Deloitte-Studie Elektroauto-Ziel der Bundesregierung offenbar unrealistisch

Zehn Millionen Elektroautos sollen 2030 in Deutschland unterwegs sein – das ist der Plan der Bundesregierung. Die Beratungsgesellschaft Deloitte äußert Zweifel an der Machbarkeit und schlägt höhere Spritpreise vor.
Zehn Millionen E-Autos bis 2030: Dieses Ziel der Bundesregierung wird einer Studie zufolge verfehlt

Zehn Millionen E-Autos bis 2030: Dieses Ziel der Bundesregierung wird einer Studie zufolge verfehlt

Foto: imago images

Das Ziel der Bundesregierung, bis 2030 mindestens zehn Millionen Autos mit alternativen Antrieben auf die Straße zu bekommen, ist nach Einschätzung der Beratungsgesellschaft Deloitte unrealistisch. Unter den gegenwärtigen Bedingungen sei zu diesem Zeitpunkt eine Zahl von 6,35 Millionen Fahrzeugen wahrscheinlich, heißt es in der Studie. Zwar bescheinigen die Unternehmensberater Deutschland eine grundsätzlich positive Entwicklung und eine verstärkte Transformation hin zur E-Mobilität. Diese müsse aber beschleunigt werden.

So wäre es der Studie zufolge noch möglich, den Bestand um zusätzliche 2,2 Millionen Neuzulassungen in dem Zeitraum zu steigern. Allerdings seien dafür zusätzliche Anstrengungen insbesondere der Industrie, aber auch des Staates und veränderte Einstellungen bei den Verbrauchern nötig. Konkret schlagen die Deloitte-Berater eine Verlängerung der Kaufprämien bis Ende 2023 und nachfolgend eine deutliche Erhöhung des Kraftstoffpreises für die verbliebenen Verbrenner vor.

Bis zu 30 Cent mehr pro Liter Sprit

Der Preis pro Liter solle sich von 2021 bis 2024 um bis zu 30 Cent erhöhen. Diese beiden Maßnahmen könnten die Zahl der Zulassungen von Fahrzeugen mit alternativen Antrieben um 400.000 nach oben treiben, prognostizieren die Berater.

Gleichzeitig müsse die Industrie kostengünstigere Plattformen für E-Autos entwickeln und verstärkt Klein- und Kleinstwagen mit Elektroantrieb auf den Markt bringen. Die Berater bescheinigen diesem Segment nicht nur das größte Marktpotenzial, es sei auch entscheidend, um die CO2-Vorgaben der EU zu erreichen. Dafür seien jedoch größere Produktionskapazitäten und kürzere Lieferfristen nötig, argumentieren die Unternehmensberater.

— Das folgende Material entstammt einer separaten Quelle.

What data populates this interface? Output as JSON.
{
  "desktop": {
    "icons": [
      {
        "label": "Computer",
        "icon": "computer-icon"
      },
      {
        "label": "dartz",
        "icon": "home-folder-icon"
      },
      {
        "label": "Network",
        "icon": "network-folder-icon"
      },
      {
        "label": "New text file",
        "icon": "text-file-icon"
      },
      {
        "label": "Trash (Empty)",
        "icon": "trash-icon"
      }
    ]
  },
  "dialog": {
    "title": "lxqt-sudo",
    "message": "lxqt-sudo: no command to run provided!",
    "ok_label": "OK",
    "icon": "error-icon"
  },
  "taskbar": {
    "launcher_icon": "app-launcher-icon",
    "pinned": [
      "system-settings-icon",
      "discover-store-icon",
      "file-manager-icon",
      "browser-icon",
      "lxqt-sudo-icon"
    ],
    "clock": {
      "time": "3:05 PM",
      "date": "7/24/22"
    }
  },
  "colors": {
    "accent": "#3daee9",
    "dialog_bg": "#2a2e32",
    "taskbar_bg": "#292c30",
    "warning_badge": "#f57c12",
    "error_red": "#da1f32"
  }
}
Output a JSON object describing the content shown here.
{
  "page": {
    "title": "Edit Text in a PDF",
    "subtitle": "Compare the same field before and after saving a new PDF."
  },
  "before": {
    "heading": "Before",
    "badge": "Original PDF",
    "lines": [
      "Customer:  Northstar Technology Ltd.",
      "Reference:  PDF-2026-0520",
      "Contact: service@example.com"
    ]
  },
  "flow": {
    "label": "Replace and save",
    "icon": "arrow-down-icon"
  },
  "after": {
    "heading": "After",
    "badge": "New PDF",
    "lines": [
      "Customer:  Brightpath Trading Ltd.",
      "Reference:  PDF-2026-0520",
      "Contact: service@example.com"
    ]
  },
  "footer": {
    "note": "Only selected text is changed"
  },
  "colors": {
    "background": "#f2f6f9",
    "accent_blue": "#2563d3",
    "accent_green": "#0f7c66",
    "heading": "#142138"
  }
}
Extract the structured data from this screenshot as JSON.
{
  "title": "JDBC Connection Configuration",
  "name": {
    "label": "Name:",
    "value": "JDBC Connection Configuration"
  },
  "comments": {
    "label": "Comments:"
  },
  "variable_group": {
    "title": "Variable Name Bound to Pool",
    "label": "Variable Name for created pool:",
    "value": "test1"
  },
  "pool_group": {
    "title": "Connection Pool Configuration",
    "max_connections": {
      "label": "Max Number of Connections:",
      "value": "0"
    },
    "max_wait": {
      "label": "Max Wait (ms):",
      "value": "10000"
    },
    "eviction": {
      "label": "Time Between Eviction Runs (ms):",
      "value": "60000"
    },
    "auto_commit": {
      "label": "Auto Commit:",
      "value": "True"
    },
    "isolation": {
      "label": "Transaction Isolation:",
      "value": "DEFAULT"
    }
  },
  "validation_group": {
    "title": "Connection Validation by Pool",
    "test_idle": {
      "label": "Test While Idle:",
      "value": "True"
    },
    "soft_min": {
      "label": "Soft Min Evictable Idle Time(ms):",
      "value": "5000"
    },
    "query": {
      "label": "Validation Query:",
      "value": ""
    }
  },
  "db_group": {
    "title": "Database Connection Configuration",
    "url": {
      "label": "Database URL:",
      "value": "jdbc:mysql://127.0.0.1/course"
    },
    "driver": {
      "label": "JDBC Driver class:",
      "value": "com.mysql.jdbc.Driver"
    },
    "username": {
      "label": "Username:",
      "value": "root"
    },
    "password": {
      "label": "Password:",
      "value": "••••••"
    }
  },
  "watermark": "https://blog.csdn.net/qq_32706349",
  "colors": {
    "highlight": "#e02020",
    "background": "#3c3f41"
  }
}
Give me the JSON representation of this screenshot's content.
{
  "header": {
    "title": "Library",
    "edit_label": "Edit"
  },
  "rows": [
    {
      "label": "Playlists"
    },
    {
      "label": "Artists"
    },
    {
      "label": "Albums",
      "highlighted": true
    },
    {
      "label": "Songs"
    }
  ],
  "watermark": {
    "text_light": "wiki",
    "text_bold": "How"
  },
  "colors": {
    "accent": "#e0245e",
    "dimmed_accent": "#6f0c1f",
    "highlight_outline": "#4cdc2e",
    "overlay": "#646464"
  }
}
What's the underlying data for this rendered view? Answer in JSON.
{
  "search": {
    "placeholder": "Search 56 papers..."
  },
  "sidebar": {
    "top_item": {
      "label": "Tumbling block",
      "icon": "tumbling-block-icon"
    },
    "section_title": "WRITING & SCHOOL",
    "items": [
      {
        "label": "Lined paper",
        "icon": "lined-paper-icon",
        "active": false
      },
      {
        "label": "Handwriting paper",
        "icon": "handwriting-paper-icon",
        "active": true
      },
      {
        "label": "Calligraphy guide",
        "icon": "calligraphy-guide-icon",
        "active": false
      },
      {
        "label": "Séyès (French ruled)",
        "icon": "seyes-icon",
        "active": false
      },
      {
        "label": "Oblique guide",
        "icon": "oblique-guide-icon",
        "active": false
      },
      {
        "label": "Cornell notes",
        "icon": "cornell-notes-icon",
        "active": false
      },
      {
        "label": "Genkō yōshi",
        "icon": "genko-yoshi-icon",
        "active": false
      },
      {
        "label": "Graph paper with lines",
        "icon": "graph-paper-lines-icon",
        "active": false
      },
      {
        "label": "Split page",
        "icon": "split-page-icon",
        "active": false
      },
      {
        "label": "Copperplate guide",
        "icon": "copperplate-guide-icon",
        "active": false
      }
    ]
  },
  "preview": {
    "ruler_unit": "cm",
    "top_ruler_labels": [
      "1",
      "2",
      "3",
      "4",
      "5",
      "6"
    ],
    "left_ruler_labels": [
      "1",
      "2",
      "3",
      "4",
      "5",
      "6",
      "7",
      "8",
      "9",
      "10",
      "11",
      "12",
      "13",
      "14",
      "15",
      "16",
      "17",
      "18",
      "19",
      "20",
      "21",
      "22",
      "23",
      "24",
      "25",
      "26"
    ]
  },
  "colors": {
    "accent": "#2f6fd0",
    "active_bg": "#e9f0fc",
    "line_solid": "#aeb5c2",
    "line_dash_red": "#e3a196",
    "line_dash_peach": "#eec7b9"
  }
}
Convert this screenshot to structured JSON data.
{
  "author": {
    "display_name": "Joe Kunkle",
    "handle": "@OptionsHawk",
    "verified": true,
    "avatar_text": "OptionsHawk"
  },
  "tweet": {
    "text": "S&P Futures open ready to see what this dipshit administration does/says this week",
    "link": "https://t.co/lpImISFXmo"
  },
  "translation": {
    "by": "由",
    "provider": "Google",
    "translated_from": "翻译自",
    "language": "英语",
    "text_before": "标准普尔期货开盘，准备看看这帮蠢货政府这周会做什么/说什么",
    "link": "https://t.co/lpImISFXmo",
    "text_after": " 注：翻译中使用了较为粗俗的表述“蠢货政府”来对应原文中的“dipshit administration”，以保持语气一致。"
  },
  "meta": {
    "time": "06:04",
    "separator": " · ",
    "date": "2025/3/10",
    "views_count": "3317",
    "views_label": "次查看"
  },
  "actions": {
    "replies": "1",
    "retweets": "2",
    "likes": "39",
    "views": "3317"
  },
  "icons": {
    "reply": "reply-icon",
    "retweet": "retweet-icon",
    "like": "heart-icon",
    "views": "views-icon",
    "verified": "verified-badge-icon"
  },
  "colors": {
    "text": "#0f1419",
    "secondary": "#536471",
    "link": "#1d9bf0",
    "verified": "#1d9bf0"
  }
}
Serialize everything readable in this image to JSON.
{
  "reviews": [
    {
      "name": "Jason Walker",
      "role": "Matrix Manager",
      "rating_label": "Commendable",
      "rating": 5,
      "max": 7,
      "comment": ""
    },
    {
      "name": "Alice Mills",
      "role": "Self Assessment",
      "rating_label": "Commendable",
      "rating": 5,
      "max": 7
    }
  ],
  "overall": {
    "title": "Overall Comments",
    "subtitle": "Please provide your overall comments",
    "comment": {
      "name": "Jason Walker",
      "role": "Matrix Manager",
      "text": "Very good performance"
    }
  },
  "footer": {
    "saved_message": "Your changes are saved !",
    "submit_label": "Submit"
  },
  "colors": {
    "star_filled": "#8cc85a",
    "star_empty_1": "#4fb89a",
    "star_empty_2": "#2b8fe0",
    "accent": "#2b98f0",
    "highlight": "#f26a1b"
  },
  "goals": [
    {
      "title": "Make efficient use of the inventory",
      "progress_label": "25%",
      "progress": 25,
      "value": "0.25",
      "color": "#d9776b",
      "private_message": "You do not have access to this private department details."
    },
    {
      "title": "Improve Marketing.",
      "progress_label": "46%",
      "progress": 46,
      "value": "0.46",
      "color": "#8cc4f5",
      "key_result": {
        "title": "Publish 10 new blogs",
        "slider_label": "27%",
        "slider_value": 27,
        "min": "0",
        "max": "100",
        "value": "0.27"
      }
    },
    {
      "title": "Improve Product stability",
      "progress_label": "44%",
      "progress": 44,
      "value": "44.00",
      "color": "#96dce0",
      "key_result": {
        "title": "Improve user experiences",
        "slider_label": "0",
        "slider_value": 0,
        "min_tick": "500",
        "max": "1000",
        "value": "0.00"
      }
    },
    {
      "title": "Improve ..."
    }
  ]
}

Zusätzlich zur Entwicklung neuer Plattformen sollte die Industrie außerdem in die Ladeinfrastruktur investieren, innovative Ladekonzepte entwickeln sowie die Herstellungskosten für die Batterien drücken. Wenn dies erfüllt werde und die Batteriepreise bis 2023 unter 75 Euro pro Kilowattstunde fielen und bis 2026 unter der Marke von 50 Euro pro Kilowattstunde lägen, könnten die E-Auto-Zulassungen der Studie zufolge um weitere 1,4 Millionen Pkw steigen.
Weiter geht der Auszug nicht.